The figures are stark. Numbers released by the National Risk Assessment in 2019 show that the proportion of the Irish population aged over 65 will increase from 1 in 8 to 1 in 6 by 2030. The Central Statistics Office (CSO) shows that the over-80s population will rise to between 470,000 and 484,000 by 2046 with more older people than children in the country. Within 10 years, a quarter of a million citizens will be aged 80 years or older. The annual cost of care for elderly and the disabled, accordingly, is set to double to €4.5bn within three decades. 

“We’re all going to be old someday,” says Roche. “And these services aren’t only about old people. They are also about carers and families. For some carers, our service is the only break they get. And the sector overall has been damaged by privatisation. There has been a switch to residential care. If places are being run for profit, then you cut corners and you pay lower wages so you can turn a profit for your investors. The switch to private, instead of being progessive, has been a step backwards for residential care.”
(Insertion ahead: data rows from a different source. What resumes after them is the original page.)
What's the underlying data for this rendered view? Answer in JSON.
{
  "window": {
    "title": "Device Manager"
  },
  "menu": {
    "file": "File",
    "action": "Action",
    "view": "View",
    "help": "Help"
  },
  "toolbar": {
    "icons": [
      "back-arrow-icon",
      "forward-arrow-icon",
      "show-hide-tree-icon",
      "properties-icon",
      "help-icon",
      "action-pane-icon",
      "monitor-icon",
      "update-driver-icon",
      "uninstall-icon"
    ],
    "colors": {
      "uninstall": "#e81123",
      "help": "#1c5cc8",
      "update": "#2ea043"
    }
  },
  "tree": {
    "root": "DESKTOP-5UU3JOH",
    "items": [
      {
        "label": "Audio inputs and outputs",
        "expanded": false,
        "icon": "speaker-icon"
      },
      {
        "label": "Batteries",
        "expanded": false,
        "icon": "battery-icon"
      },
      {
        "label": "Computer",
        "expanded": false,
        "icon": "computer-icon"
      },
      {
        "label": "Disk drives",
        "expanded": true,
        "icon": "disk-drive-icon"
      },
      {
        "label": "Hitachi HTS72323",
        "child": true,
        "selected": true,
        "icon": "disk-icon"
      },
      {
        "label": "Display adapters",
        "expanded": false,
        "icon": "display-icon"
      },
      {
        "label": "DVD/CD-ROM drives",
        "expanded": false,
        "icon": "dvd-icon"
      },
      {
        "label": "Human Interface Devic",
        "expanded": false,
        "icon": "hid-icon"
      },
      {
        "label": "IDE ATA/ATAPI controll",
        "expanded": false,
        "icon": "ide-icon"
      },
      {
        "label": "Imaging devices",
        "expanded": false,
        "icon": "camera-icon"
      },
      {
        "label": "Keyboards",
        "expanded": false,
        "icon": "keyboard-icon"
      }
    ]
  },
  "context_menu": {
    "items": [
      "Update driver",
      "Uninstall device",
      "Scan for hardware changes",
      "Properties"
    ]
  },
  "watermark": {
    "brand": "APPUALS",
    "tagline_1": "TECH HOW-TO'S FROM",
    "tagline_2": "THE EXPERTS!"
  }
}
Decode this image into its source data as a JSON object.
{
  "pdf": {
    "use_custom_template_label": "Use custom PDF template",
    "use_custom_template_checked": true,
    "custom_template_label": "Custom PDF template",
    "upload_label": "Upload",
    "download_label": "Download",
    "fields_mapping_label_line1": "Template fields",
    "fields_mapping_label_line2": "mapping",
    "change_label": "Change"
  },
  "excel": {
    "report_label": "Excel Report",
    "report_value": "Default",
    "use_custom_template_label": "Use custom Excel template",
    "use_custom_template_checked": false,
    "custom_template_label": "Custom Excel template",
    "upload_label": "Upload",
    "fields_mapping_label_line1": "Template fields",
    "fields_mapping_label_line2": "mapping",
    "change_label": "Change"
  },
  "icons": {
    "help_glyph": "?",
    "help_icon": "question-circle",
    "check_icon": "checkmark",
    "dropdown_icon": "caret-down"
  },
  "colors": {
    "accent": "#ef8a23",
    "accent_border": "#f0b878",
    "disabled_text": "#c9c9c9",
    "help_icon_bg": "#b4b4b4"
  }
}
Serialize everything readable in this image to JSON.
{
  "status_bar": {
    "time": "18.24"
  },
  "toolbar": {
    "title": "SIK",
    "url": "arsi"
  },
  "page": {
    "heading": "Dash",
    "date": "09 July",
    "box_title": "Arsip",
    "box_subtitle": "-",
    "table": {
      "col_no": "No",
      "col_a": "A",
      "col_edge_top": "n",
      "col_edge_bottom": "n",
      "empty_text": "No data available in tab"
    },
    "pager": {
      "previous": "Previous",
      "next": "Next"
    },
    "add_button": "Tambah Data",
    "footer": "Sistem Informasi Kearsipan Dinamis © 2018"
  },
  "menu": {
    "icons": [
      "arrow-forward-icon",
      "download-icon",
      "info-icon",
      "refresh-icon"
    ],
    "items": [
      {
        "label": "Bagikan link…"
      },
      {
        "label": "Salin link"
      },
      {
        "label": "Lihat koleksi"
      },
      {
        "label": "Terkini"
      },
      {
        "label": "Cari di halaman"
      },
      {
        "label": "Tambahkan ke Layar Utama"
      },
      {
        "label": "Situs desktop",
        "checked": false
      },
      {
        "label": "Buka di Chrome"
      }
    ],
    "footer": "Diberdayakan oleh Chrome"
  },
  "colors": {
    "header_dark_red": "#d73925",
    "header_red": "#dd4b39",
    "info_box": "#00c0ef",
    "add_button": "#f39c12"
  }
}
Last May, a report by the International Long Term Care Policy Network found that Ireland had one of the highest rates of Covid-19 deaths in care homes in the world, with some 62% of Covid-19 deaths in Ireland up to that time relating to care homes. In recent weeks, statistics from John Hopkins University show that Ireland had overtaken China with 4,873 Covid-19-related deaths and 246,633 confirmed cases, compared to China’s 4,845 deaths and 102,373 cases.

Writing in the medical journal The Lancet, Talha Burki points to institutionalised elder care as a major contributory factor. Only 3% of China’s elderly population live in care homes, whereas in several western countries, far great proportions of the population depend on such facilities, a dependence that has driven up rates of infection.

“They took their eye off the ball,” says Roche. “No question. One recent report pointed the finger at management of residential care homes. But I can tell you that I had to go looking for information on what we were supposed to do at the day centre. We were all new to this. But people from residential homes had to go looking to find out what controls and measures they needed to take.” 

The government’s initial response to its Covid-19 care home crisis was to assemble a panel, a body that immediately came under fire for failing to include a single expert on dementia. 

“That’s just really incompetent,” says Roche. “The government seems to be aloof when it comes to certain policies. If you are putting together a policy or announcing a policy you should have considered the pitfalls, you should have asked if we were leaving anything out. To leave someone out from dementia and Alzheimer’s on any panel, and in these circumstances, that’s crazy.”  

For decades, experts have called for new models of nursing home care to be introduced in Ireland. Many of these alternatives have been used across Europe since the 1980s. In 1992, Sweden replaced residential care with special housing. In 2010, the Dutch government announced a sweeping programme for elder care, worth €80 million, with an emphasis on small-scale domestic dwellings, and the preservation of personhood and family relationships. 

“I have seen some of these places and they are fantastic,” says Roche. “I’ve seen places in Holland and Denmark and other Scandinavian countries where you have communities set up for independent living. Doctors, chiropodists, everything on site. They live like it’s a village. Families are playing much more of a role in the lives of the elderly.  It’s miles ahead of us. We are so far behind the rest of Europe, we’re not even in a place where we can have these conversations about moving forward.”